Quale futuro per il PNRR

Leggendo il paper nei giorni che hanno portato alle dimissioni del Governo Draghi, tuttavia, sono diverse le domande sorte in chi scrive su quello che potrebbe essere il futuro del PNRR in una fase così delicata per il Paese. Abbiamo quindi chiesto a Bonetti di aiutarci a capire cosa potrebbe accadere nei prossimi mesi alla luce delle imminenti elezioni che porteranno all’insediamento di un nuovo Parlamento e di un nuovo Esecutivo.
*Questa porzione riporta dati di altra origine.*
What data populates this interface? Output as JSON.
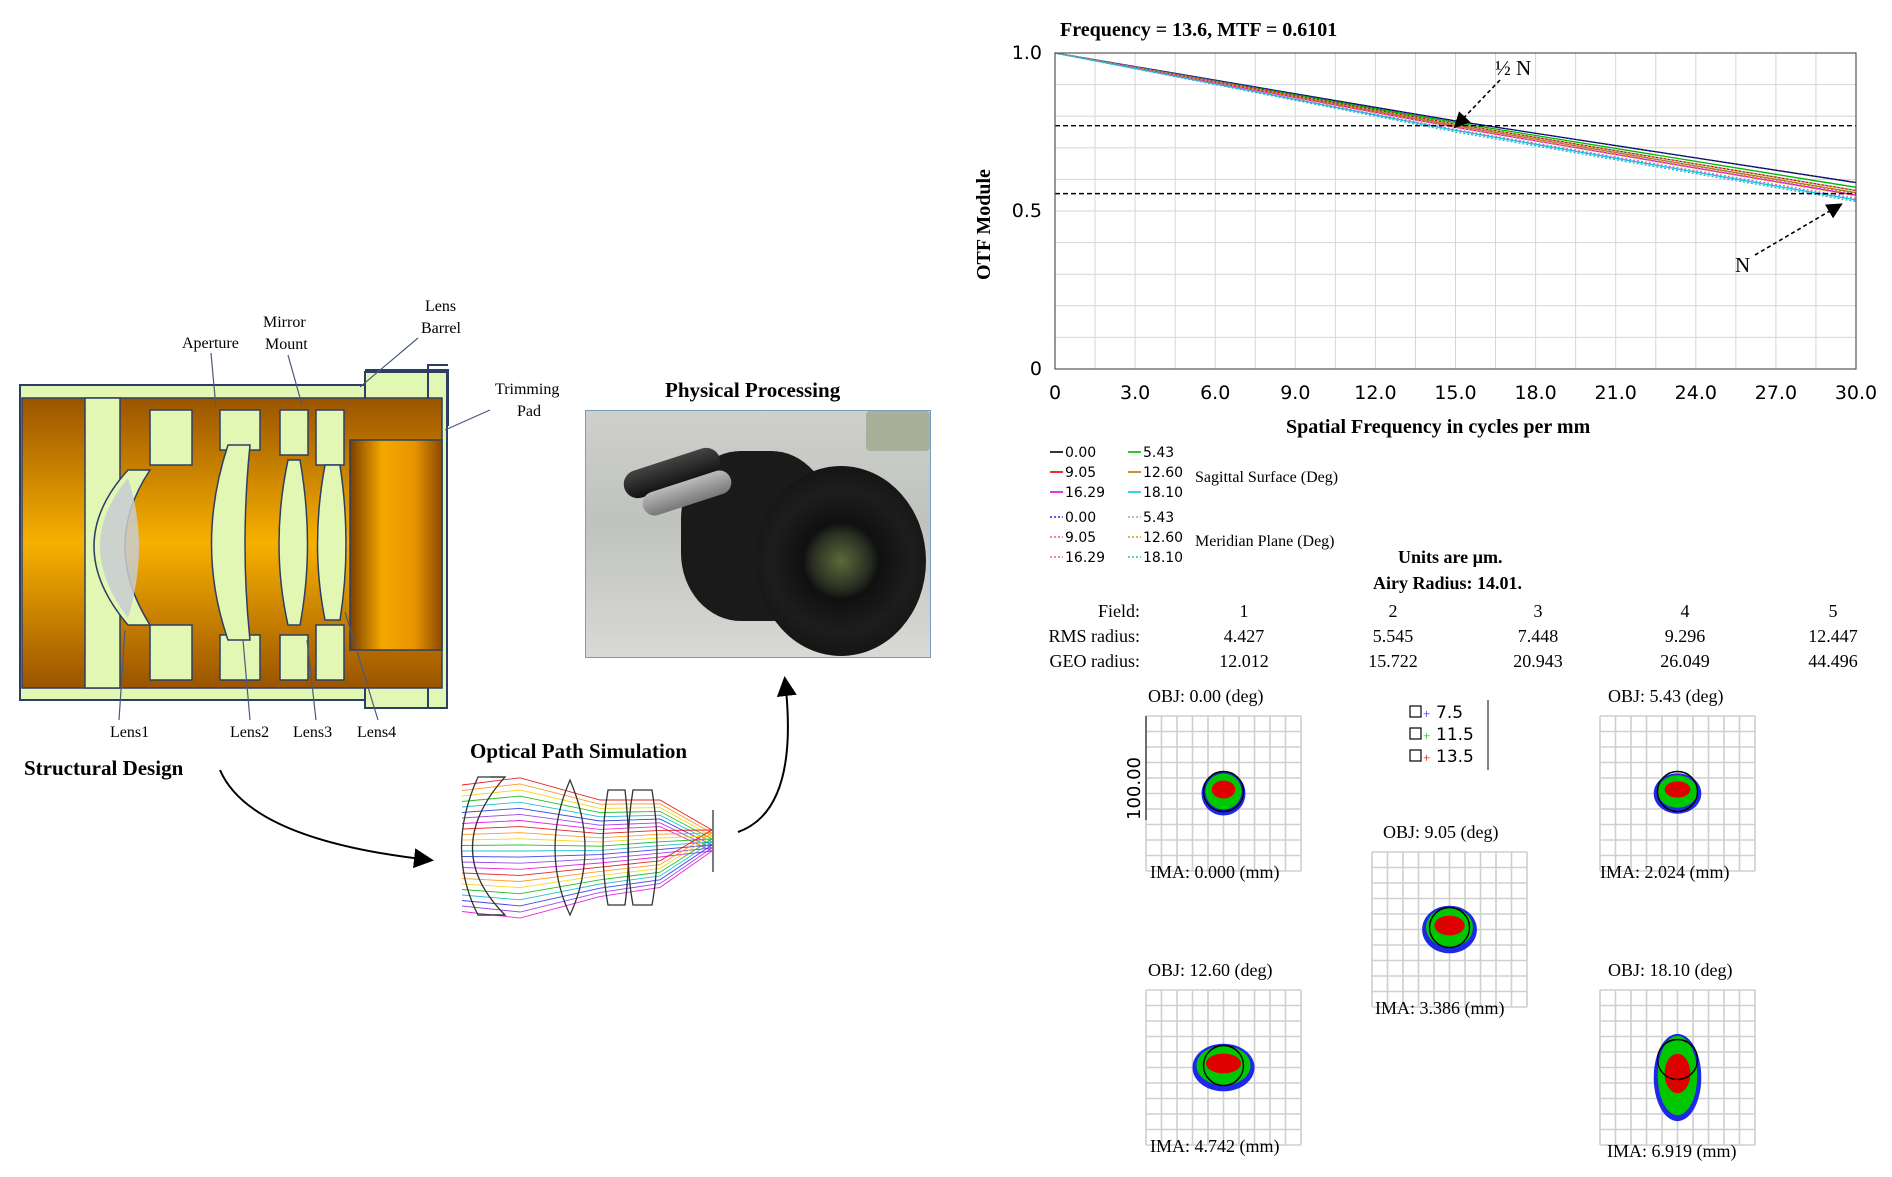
{
  "structural": {
    "caption": "Structural Design",
    "labels": {
      "aperture": "Aperture",
      "mirror_mount": [
        "Mirror",
        "Mount"
      ],
      "lens_barrel": [
        "Lens",
        "Barrel"
      ],
      "trimming_pad": [
        "Trimming",
        "Pad"
      ]
    },
    "lens_labels": [
      "Lens1",
      "Lens2",
      "Lens3",
      "Lens4"
    ],
    "colors": {
      "barrel": "#e2f7b4",
      "glass": "#c8ccd4",
      "orange": "#f5a800"
    }
  },
  "optical": {
    "caption": "Optical Path Simulation"
  },
  "physical": {
    "caption": "Physical Processing"
  },
  "mtf": {
    "title": "Frequency = 13.6, MTF = 0.6101",
    "xlabel": "Spatial Frequency in cycles per mm",
    "ylabel": "OTF Module",
    "x_ticks": [
      "0",
      "3.0",
      "6.0",
      "9.0",
      "12.0",
      "15.0",
      "18.0",
      "21.0",
      "24.0",
      "27.0",
      "30.0"
    ],
    "y_ticks": [
      "0",
      "0.5",
      "1.0"
    ],
    "annotations": {
      "half_n": "½ N",
      "n": "N"
    },
    "legend": {
      "sagittal_title": "Sagittal Surface (Deg)",
      "meridian_title": "Meridian Plane (Deg)",
      "left_fields": [
        "0.00",
        "9.05",
        "16.29"
      ],
      "right_fields": [
        "5.43",
        "12.60",
        "18.10"
      ]
    }
  },
  "chart_data": {
    "type": "line",
    "title": "Frequency = 13.6, MTF = 0.6101",
    "xlabel": "Spatial Frequency in cycles per mm",
    "ylabel": "OTF Module",
    "xlim": [
      0,
      30
    ],
    "ylim": [
      0,
      1.0
    ],
    "grid": true,
    "legend_placement": "below",
    "x": [
      0,
      15,
      30
    ],
    "series": [
      {
        "name": "0.00",
        "values": [
          1.0,
          0.785,
          0.59
        ],
        "color": "#000000",
        "style": "solid"
      },
      {
        "name": "5.43",
        "values": [
          1.0,
          0.78,
          0.575
        ],
        "color": "#00b400",
        "style": "solid"
      },
      {
        "name": "9.05",
        "values": [
          1.0,
          0.775,
          0.565
        ],
        "color": "#e00000",
        "style": "solid"
      },
      {
        "name": "12.60",
        "values": [
          1.0,
          0.77,
          0.558
        ],
        "color": "#a08000",
        "style": "solid"
      },
      {
        "name": "16.29",
        "values": [
          1.0,
          0.765,
          0.55
        ],
        "color": "#e000e0",
        "style": "solid"
      },
      {
        "name": "18.10",
        "values": [
          1.0,
          0.755,
          0.535
        ],
        "color": "#00c8e6",
        "style": "solid"
      },
      {
        "name": "0.00",
        "values": [
          1.0,
          0.785,
          0.59
        ],
        "color": "#1e28e6",
        "style": "dotted"
      },
      {
        "name": "5.43",
        "values": [
          1.0,
          0.775,
          0.565
        ],
        "color": "#78c878",
        "style": "dotted"
      },
      {
        "name": "9.05",
        "values": [
          1.0,
          0.77,
          0.555
        ],
        "color": "#e06464",
        "style": "dotted"
      },
      {
        "name": "12.60",
        "values": [
          1.0,
          0.765,
          0.548
        ],
        "color": "#d0a000",
        "style": "dotted"
      },
      {
        "name": "16.29",
        "values": [
          1.0,
          0.758,
          0.54
        ],
        "color": "#c864c8",
        "style": "dotted"
      },
      {
        "name": "18.10",
        "values": [
          1.0,
          0.75,
          0.53
        ],
        "color": "#32b4c8",
        "style": "dotted"
      }
    ],
    "reference_lines": [
      0.77,
      0.555
    ]
  },
  "spot": {
    "units": "Units are µm.",
    "airy": "Airy Radius: 14.01.",
    "table": {
      "rows": [
        {
          "label": "Field:",
          "values": [
            "1",
            "2",
            "3",
            "4",
            "5"
          ]
        },
        {
          "label": "RMS radius:",
          "values": [
            "4.427",
            "5.545",
            "7.448",
            "9.296",
            "12.447"
          ]
        },
        {
          "label": "GEO radius:",
          "values": [
            "12.012",
            "15.722",
            "20.943",
            "26.049",
            "44.496"
          ]
        }
      ]
    },
    "wavelength_legend": [
      "7.5",
      "11.5",
      "13.5"
    ],
    "scale_label": "100.00",
    "diagrams": [
      {
        "obj": "OBJ: 0.00 (deg)",
        "ima": "IMA: 0.000 (mm)"
      },
      {
        "obj": "OBJ: 5.43 (deg)",
        "ima": "IMA: 2.024 (mm)"
      },
      {
        "obj": "OBJ: 9.05 (deg)",
        "ima": "IMA: 3.386 (mm)"
      },
      {
        "obj": "OBJ: 12.60 (deg)",
        "ima": "IMA: 4.742 (mm)"
      },
      {
        "obj": "OBJ: 18.10 (deg)",
        "ima": "IMA: 6.919 (mm)"
      }
    ]
  }
}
Allo stato attuale rischiamo di non rispettare le milestone fissate dalla Commissione e, quindi, mettere a rischio il PNRR? Secondo Bonetti “il rischio che non si riescano a centrare milestone e target di fine anno è assolutamente da considerare. Ad essere precisi, direi che rischiamo molto sulle milestone; in altri termini, rischiamo di non completare di certe riforme”. Tuttavia, poiché il Governo Draghi è stato in grado di mettere in piedi un articolato sistema di governance del PNRR “in linea di principio si dovrebbe riuscire a portare avanti i progetti già avviati e centrare i target quantitativi legati all’attuazione degli interventi”. Inoltre, se è vero che c’è un problema per il completamento delle riforme, per Bonetti “va anche considerato che probabilmente, aldilà dei tatticismi politici, la maggioranza non abbia tenuto per rilevanti divergenze di vedute sulle riforme”.
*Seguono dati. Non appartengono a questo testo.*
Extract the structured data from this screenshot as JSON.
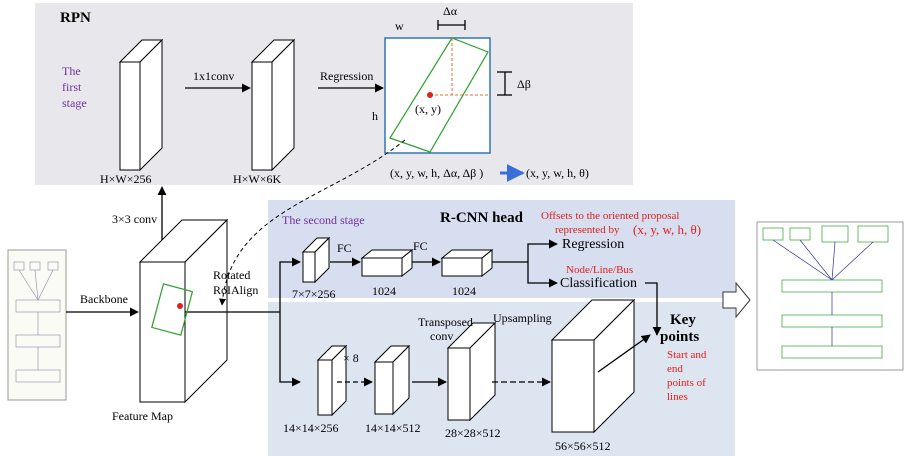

Questo vuol dire che possiamo stare tranquilli? Non esattamente. Le spese sostenute attraverso il PNRR sono rimborsate dall’UE solamente se vengono centrati milestone (cioè si completano le riforme) e target quantitativi (si completano gli interventi e si ottengono determinati risultati). Quindi, spiega Bonetti, “se il nostro Paese non sarà in grado di dimostrare il raggiungimento di milestone e target fissati per la fine dell’anno, la Commissione non rimborserà la seconda rata del 2022. Tecnicamente “il rimborso sarà prima sospeso e se, entro 6 mesi, non si adotteranno le contromisure necessarie richieste dalla Commissione, verrà definitivamente revocato”. Quindi il Piano potrebbe venir meno? “Nel caso di stallo politico prolungato sì, potrebbe accadere che venga meno il PNRR. Ma a quel punto, ancor prima, avremmo problemi internazionali con l’annosa questione dell’enorme stock di debito pubblico”.

Forse a quel punto più che dell’ombrellone avremo bisogno di un grosso ombrello.
 

Questo contributo è realizzato grazie al sostegno di Social Impact Agenda per l’Italia ed è parte della serie “MementoPNRR”con cui cerchiamo di capire quale comunità vogliamo realizzare grazie al Piano Nazionale di Ripresa e Resilienza.